PSYCAUSE - chapitre 2

  PSYCAUSE

CHAPITRE 2


BESOIN D'AIDE

16h15. Ça fait une semaine. Déjà une semaine. Je le sais parce que partout sur les télés des lieux publique et les journaux il y a les dates. Je les compte, voulant savoir avec précision depuis quand je suis née et depuis quand mon calvaire a commencé. Je ne saurai dire si j'ai fait le bon choix, j'ai fait un choix. J'ai su dès l'instant où je suis rentrée dans cet hôpital que jamais plus je n'aurai de vie normale. Je ne m'attendais pas à ça mais je m'en doutais un peu. Elle est là, toujours là mais elle se tait, contemple avec délectation sans doute ce que je vis. Jamais ne porte un regard de jugement mais je sais qu'elle me voit autant que je la vois. Sur ce point je ne suis pas folle quand bien même les autres ne peuvent pas la voir. Je dois me battre même si j'ignore pourquoi. Une semaine, c'est si énorme et si peu à la fois. Je n'ai pas recroisé cet homme bizarre depuis mon passage au parc. Mais j'ai peur, continuellement je regarde autour de moi avec méfiance, j'étudie avec minutie ce qui m'entoure. Tous les jours je trouve un nouvel endroit pour passer la nuit. Il y a peu j'ai trouvé des chaussures dans une benne à ordures pratiquement neuves. Des chaussures d'hommes bien trop grande pour moi mais je ne m'en plains pas. J'ai déchiré le bas de mon pantalon pour faire des bandages autour de mes pieds, ça me sert de chaussettes. Hier aussi j'ai réussi à voler sur un étendoir un t-shirt trop grand là encore, mon ancien haut commençant sérieusement à puer. Je le garde quand même avec moi pour le soir. Une semaine… combien de temps encore ? Je commence à peine à trouver mes marques mais bientôt il me faudra partir, essayer de survivre ailleurs. Je n'ai pas d'argent, pas de papiers, pas de famille. Mais depuis que j'ai trouvé ces chaussures le ciel semble avoir été clément avec moi. Même perdue et sans rien j'ai réussi à survivre aux prix de gros efforts. Je suis maigre et affamée, sale et fatiguée mais je suis vivante. Malgré tout mon rhume persiste, peut-être s'est-il aggravé. Je ne le saurai que lorsqu'il sera trop tard. Quand je m'arrête devant un reflet le temps ralentit. Je la vois, parfois elle me sourit parfois pas. Elle reste muette et elle m'est d'un étrange réconfort. Je touche du bout des doigts ce reflet si semblable à moi et pourtant si différent. Le temps n'existe plus. J'ai l'impression qu'elle cherche à me dire quelque chose, et pourtant jamais ne prononce le moindre mot. Plus depuis cette seule et unique fois.

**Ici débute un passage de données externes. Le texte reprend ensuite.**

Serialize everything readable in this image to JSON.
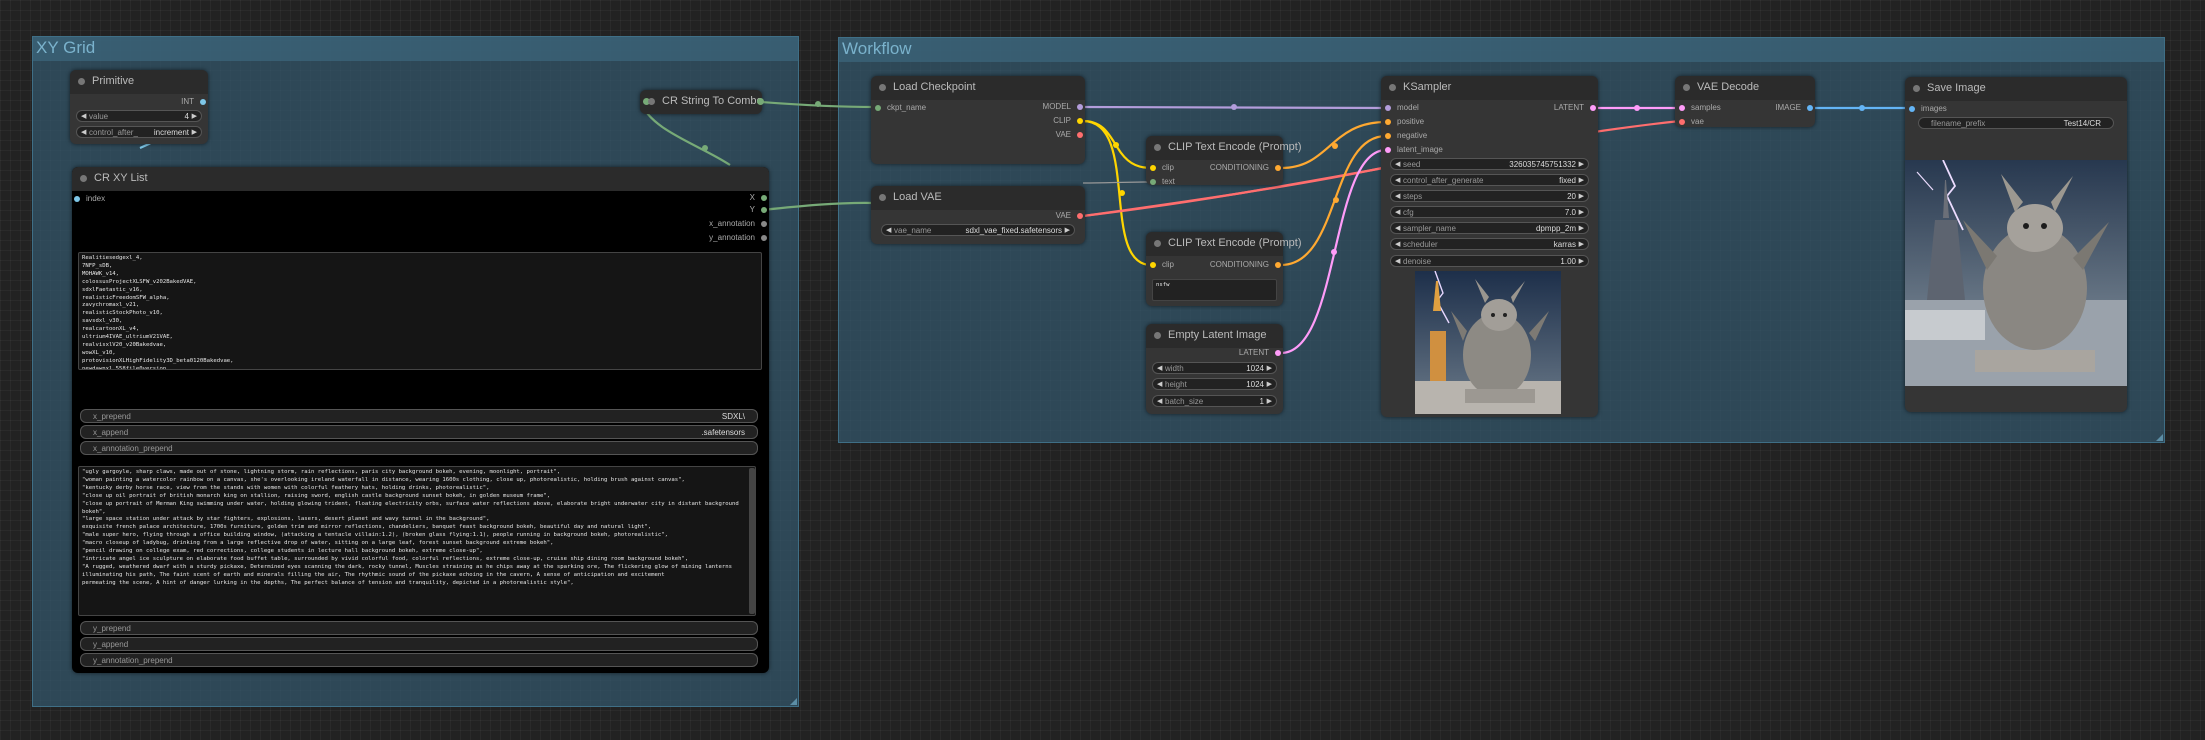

Le soir tombe rapidement sur la ville, les lumières s'allument maintenant la cité en éveil. C'est beau une ville illuminée si on ne tient pas compte du ciel si exempt d'étoiles planant au dessus de nos têtes. Je me balade le long des rues animées, une ambiance chaleureuse y règne. Les enseignes se succèdent les unes après les autres, mêlant tour à tour les couleurs de l'arc en ciel. Le temps se fige. Seule et folle, mais si bien tant qu'elle ne sait pas. Je voudrais que ces moments ne cessent jamais. Je vois des gens rires, des familles heureuses, même des gens seuls semblent aimer l'ambiance environnante. Moi et mon éternel carton y compris aussi. Les yeux rivés sur le sol j'aperçois soudain un petite tâche rouge. Je me baisse et ramasser un élastique à cheveux. Quelle chance ! J'en profite pour attacher les miens bien qu'ils ne ressemblent plus à grand-chose. Ils ont poussé même si ce n'est pas flagrant. Ma franche me tombe maintenant beaucoup sur les yeux, alors qu'au centre elle s'arrêtait pile au niveau de mes sourcils. C'est fou comme des cheveux peuvent pousser vite. Cinq minutes plus tard j'aperçois une église et me remémore avec surprise là scène qui c'était déroulée devant une semaine auparavant. Un peu nostalgique je m'assoies de nouveau sur les marches en pierres et profite du paysage. Une très légère brise passe dans les cheveux que je n'ai pas réussi à attacher les faisant timidement voler. Je ferme les yeux un instant et inspire avec calme et lenteur. Je me sens bien.

« Toujours en vie. »

Je pousse un cri de surprise, la voix vient de derrière. Je reconnais sans peine l'inconnu qui m'avait abordé dans le parc, arborant toujours sa tenue son bob et ces lunettes noirs. On pourrait presque croire qu'il ne s'est pas changé de la semaine. Moi qui croyait être un cas exceptionnel.

« Vous ! »

Je ne pouvais pas m'empêcher de le pointer du dois en me levant vers lui.

« Qu'est-ce vous me voulez encore ?! »

Il lâcha un soupir.

« On veut te voir. »

- C'est qui « on » ?

- Des gens.

- Oh et vous croyez qu'en me disant un truc comme ça je vais vous suivre bien gentiment ?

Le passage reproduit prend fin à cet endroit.